We lay under the shady tree, beneath the burning sun, exhausted, stuffed on greasy burgers, and emptied from the night's events. You might expect that we'd finally have a long talk. Discuss everything that had happened. Decide to call it quits. Maybe I'd tell Chris that at this point, I wasn't even looking for treasure, but something more valuable: direction.

But that wasn't the case. We were pooped. We were stuffed. And we just started to laugh. At what? I can't remember. I was more upset than I had been all trip. Yet I was laughing harder than I had all trip. When we're at our most upset, perhaps that's when we're ready to laugh the hardest. I was, anyway. We laughed until we napped. And we napped until the moon replaced the sun.

When we woke, it was dark. Yet we were still exhausted. Dead, more like it. We were only a few hours from Camp Okanagan and the treasure, but we were too tired to move, let alone bike. So we stayed put. We got seconds and thirds from Terry's, and pigged out on the field where we had slept. We set a fire and ate burgers and drank milkshakes in front of it. They tasted even better the second and third time round.

'It's a shame we ditched our stuff,' Chris said. 'I wanted to know what happened to Dmitri.'

'Really?' I asked. The guys disliked everything I showed them. I figured the book was just another example.

'Yeah,' Chris said. 'Didn't you say that, last you read, he was on his way to New York?'

'I did,' I said. 'We can still find out what happened—I have the book with me.' I pulled it from under my waistband. It was bent and wrinkled, but it still worked good as new.

'No way,' Chris said.

I opened the book and started to read, but Chris interrupted: 'Hey man, mind if I read this time?'

'Not at all. I'd love it, actually.'

And this is what he read:

War had arrived in France. I was now twenty-two, Inès nineteen, and we spoke of starting a family. We were quite comfortable managing our restaurant, she keeping the books, I performing magic for the guests. We had stored a sizeable, and swelling, sum in the bank. We were married and in love.

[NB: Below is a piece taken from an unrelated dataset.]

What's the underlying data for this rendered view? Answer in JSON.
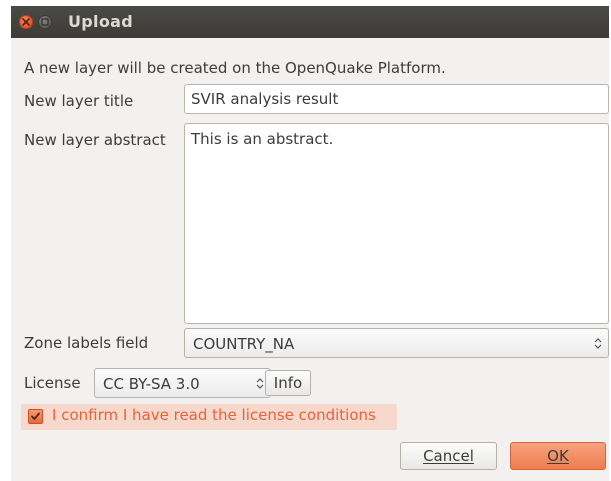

Overnight, however, the bank had been pillaged and our earnings along with it. The restaurant was first occupied and then burned. Inès' parents, like so many of the bourgeois, were dragged from their homes never to return. Our talk of children moved to talk of survival. What little wealth remained fit in a box beneath the floor.

Then, like a blessing from heaven, an American offered me a ticket to sail to his country. He had seen my magic show and thought he could make a tidy profit of me. America, a land of peace, of freedom, of opportunity. Only hardship remained in Europe. Inès and I decided I would go, and, once I could afford it, bring her. We planned only to be separated for three months, but the distance was frightening. I loved her like no one I had ever loved. I did not want to leave her. I would make the finest home for her when she arrived. All this, I told her. Yet I did not know what was to come.

On a rainy November day, I boarded the ship to New York. I remember the day like I remember my own name. The passengers were divided into five classes, I on the fifth, and we were separated on boarding. My car was packed full, smelled sour and looked deathly, more like a can of sardines than a passenger ship. I left Inès the little money we had. Suddenly, I was back to where I began: penniless, travelling to foreign lands. It was a comfortable feeling; my time with Inès, settled and happy, was the strange one.

By the time the ship departed, I was starving. The only hot food on board was a restaurant restricted to third-class passengers and higher. I resolved to go. I scrubbed off as best I could in the bathroom, and changed into my stage-clothes, which, though theatrical, were clean and formal. I locked my bags, collected the few coins I had, and walked to the restaurant.